April 2, 2017 — Fifth Sunday of Lent
EZ 37: 12-14; PS 130: 1-8; ROM 8: 8-11; JN 11: 1-45
One of the struggles we face from the moment we can think critically is what might be called “the mystery of life.” Particularly during this Lenten season this is something on which we need to meditate. Passion Sunday is next weekend and Easter is only two weeks away. We probably have at least a basic understanding that what we are really preparing for is Resurrection. The readings on this Fifth Sunday address Resurrection and call us to hear and consider what it means.
St. Paul certainly provides us thoughts on Resurrection in the Second Reading from his letter to the Romans when he says, “If the Spirit of the one who raised Jesus from the dead dwells in you, the one who raised Christ from the dead will give life to your mortal bodies also, through his Spirit dwelling in you.” Is the Spirit dwelling within us? What have we done during this Lent to bring that Spirit to life? Those are questions we must ask always but especially at this time.
Our First Reading comes to us from the prophet Ezekiel. Ezekiel the person has fascinated scholars for centuries. He was unique in many ways. In his writings he tended to use symbols and allegory more than the other prophets. His visions were striking and distinctive as well. Today’s reading includes one of those visions and a clearly apparent reference to the concept of resurrection. God says in today’s reading “O my people, I will open your graves and have you rise from them,” a definite allusion to resurrection. Two verses later God says, “I will put my spirit in you that you may live.”
This is the same Spirit of course St. Paul addresses in the Second Reading. It is the Spirit which is at the heart of our search and our endeavors to prepare for resurrection, both that of Jesus on Easter and our own. This all has to do with life, not death. It is this life which should give us hope. That is what we are truly seeking — new life and hope. Are we addressing the lifeless and hopeless characteristics of our life? Our calling is to give life. Living as good stewards is one of the ways that we can do that.
We have already begun our reflection on St. Paul’s words in the Second Reading from Paul’s letter to the Romans. As Paul says basically if the Spirit is within us, we have life. The Spirit is in everyone, but we need to allow it to be reflected in how we live. If the Spirit is leading us to be more like the Lord, then it is at work in our hearts. We are called to be disciples and to be in Christ. However, Paul assures us that Christ is within us also. We must let Him show forth and shine. With that commitment we renew and reflect that hope which resurrection promises.

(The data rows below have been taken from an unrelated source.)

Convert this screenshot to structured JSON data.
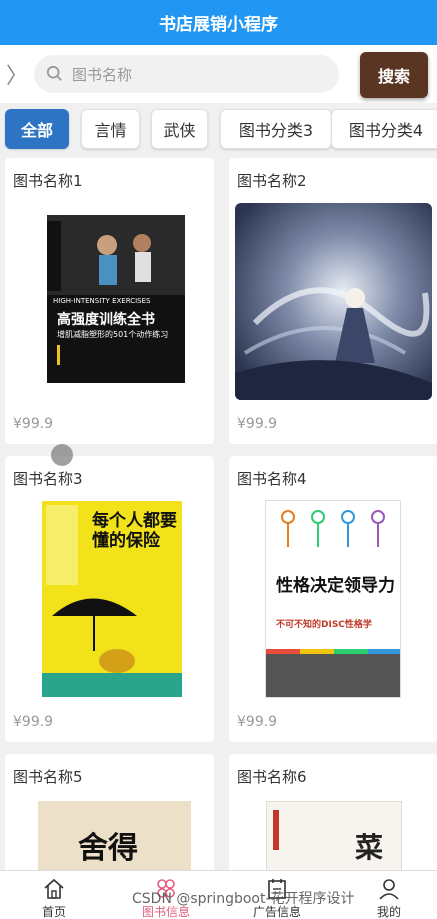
{
  "header": {
    "title": "书店展销小程序"
  },
  "search": {
    "placeholder": "图书名称",
    "button_label": "搜索"
  },
  "categories": [
    "全部",
    "言情",
    "武侠",
    "图书分类3",
    "图书分类4"
  ],
  "books": [
    {
      "name": "图书名称1",
      "price": "¥99.9",
      "cover": {
        "title": "高强度训练全书",
        "subtitle": "HIGH-INTENSITY EXERCISES",
        "tagline": "增肌减脂塑形的501个动作练习"
      }
    },
    {
      "name": "图书名称2",
      "price": "¥99.9"
    },
    {
      "name": "图书名称3",
      "price": "¥99.9",
      "cover": {
        "title": "每个人都要懂的保险"
      }
    },
    {
      "name": "图书名称4",
      "price": "¥99.9",
      "cover": {
        "title": "性格决定领导力",
        "tagline": "不可不知的DISC性格学"
      }
    },
    {
      "name": "图书名称5",
      "cover": {
        "title": "舍得"
      }
    },
    {
      "name": "图书名称6",
      "cover": {
        "title": "菜"
      }
    }
  ],
  "tabbar": [
    "首页",
    "图书信息",
    "广告信息",
    "我的"
  ],
  "watermark": "CSDN @springboot-花开程序设计",
  "colors": {
    "header": "#2196f3",
    "search_button": "#5a3521",
    "active_tab": "#2d74c4",
    "active_nav": "#e0607e"
  }
}
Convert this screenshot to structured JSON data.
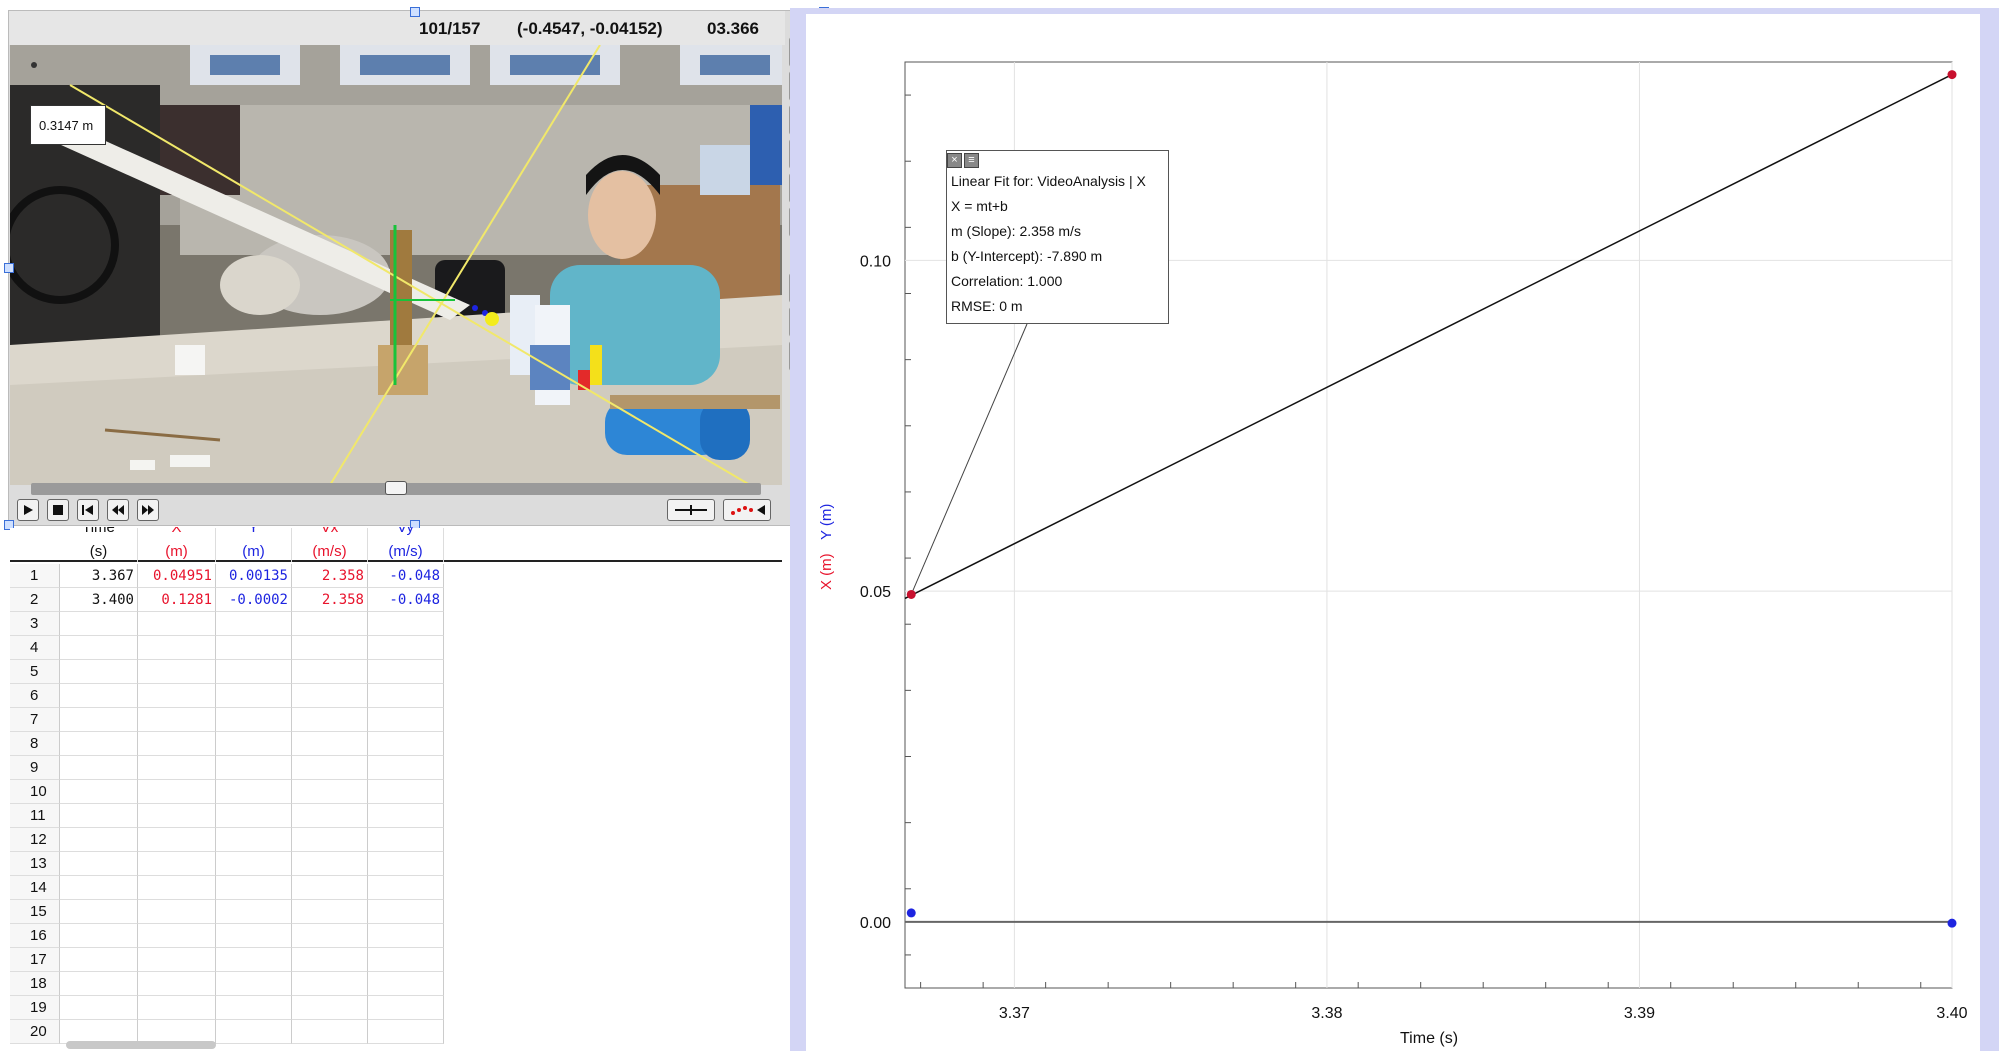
{
  "video": {
    "frame_count": "101/157",
    "cursor_coords": "(-0.4547, -0.04152)",
    "time": "03.366",
    "length_tag": "0.3147 m",
    "scrub_position": 0.5
  },
  "table": {
    "columns": [
      {
        "clip": "Time",
        "unit": "(s)",
        "color": "#111111"
      },
      {
        "clip": "X",
        "unit": "(m)",
        "color": "#e8132c"
      },
      {
        "clip": "Y",
        "unit": "(m)",
        "color": "#1d24e0"
      },
      {
        "clip": "Vx",
        "unit": "(m/s)",
        "color": "#e8132c"
      },
      {
        "clip": "Vy",
        "unit": "(m/s)",
        "color": "#1d24e0"
      }
    ],
    "rows": [
      [
        "3.367",
        "0.04951",
        "0.00135",
        "2.358",
        "-0.048"
      ],
      [
        "3.400",
        "0.1281",
        "-0.0002",
        "2.358",
        "-0.048"
      ]
    ],
    "row_numbers": [
      "1",
      "2",
      "3",
      "4",
      "5",
      "6",
      "7",
      "8",
      "9",
      "10",
      "11",
      "12",
      "13",
      "14",
      "15",
      "16",
      "17",
      "18",
      "19",
      "20"
    ]
  },
  "graph": {
    "y_axis_label_x": "X (m)",
    "y_axis_label_y": "Y (m)",
    "x_axis_label": "Time (s)",
    "x_ticks": [
      "3.37",
      "3.38",
      "3.39",
      "3.40"
    ],
    "y_ticks": [
      "0.00",
      "0.05",
      "0.10"
    ]
  },
  "fit": {
    "title": "Linear Fit for: VideoAnalysis | X",
    "equation": "X = mt+b",
    "slope": "m (Slope): 2.358 m/s",
    "intercept": "b (Y-Intercept): -7.890 m",
    "correlation": "Correlation: 1.000",
    "rmse": "RMSE: 0 m"
  },
  "chart_data": {
    "type": "scatter",
    "xlabel": "Time (s)",
    "ylabel": "X (m)  Y (m)",
    "xlim": [
      3.3665,
      3.4
    ],
    "ylim": [
      -0.01,
      0.13
    ],
    "grid": true,
    "series": [
      {
        "name": "X",
        "color": "#c8102e",
        "x": [
          3.3667,
          3.4
        ],
        "y": [
          0.0495,
          0.1281
        ]
      },
      {
        "name": "Y",
        "color": "#1d24e0",
        "x": [
          3.3667,
          3.4
        ],
        "y": [
          0.00135,
          -0.0002
        ]
      }
    ],
    "fit_line": {
      "x": [
        3.3665,
        3.4
      ],
      "y": [
        0.0489,
        0.1281
      ]
    }
  }
}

We hear the story of Jesus raising Lazarus from the dead in the Gospel Reading from St. John. This is a reminder to us that resurrection is ongoing. The idea of dying and rising is something we all need to do every day. Much of this has to do with relationships, our relationship with God, with those close to us, and with all those with whom we may come in contact. Now during Lent is a time when we need to give these relationships a particular prominence.
We have no idea of what rising again will be. We are given some hints in Holy Scripture, but we are also reminded that it is beyond our very understanding.
There is another facet of Lazarus being raised from the dead which is notable during our Lenten preparations and our striving for resurrection. When Lazarus emerges from the tomb, he is “tied hand and foot with burial bands, and his face was wrapped in a cloth.” Are we bound in some ways? Are what binds us things which we should now be trying to free ourselves from? In these final days of Lent we still have time to judge what it is that keeps us from finding the new life offered by Christ. Only Jesus can give us this new life. The Lord reminds us in today’s Gospel, “…if you believe, you will see the glory of God.” Hope is there for us, but we must seize it.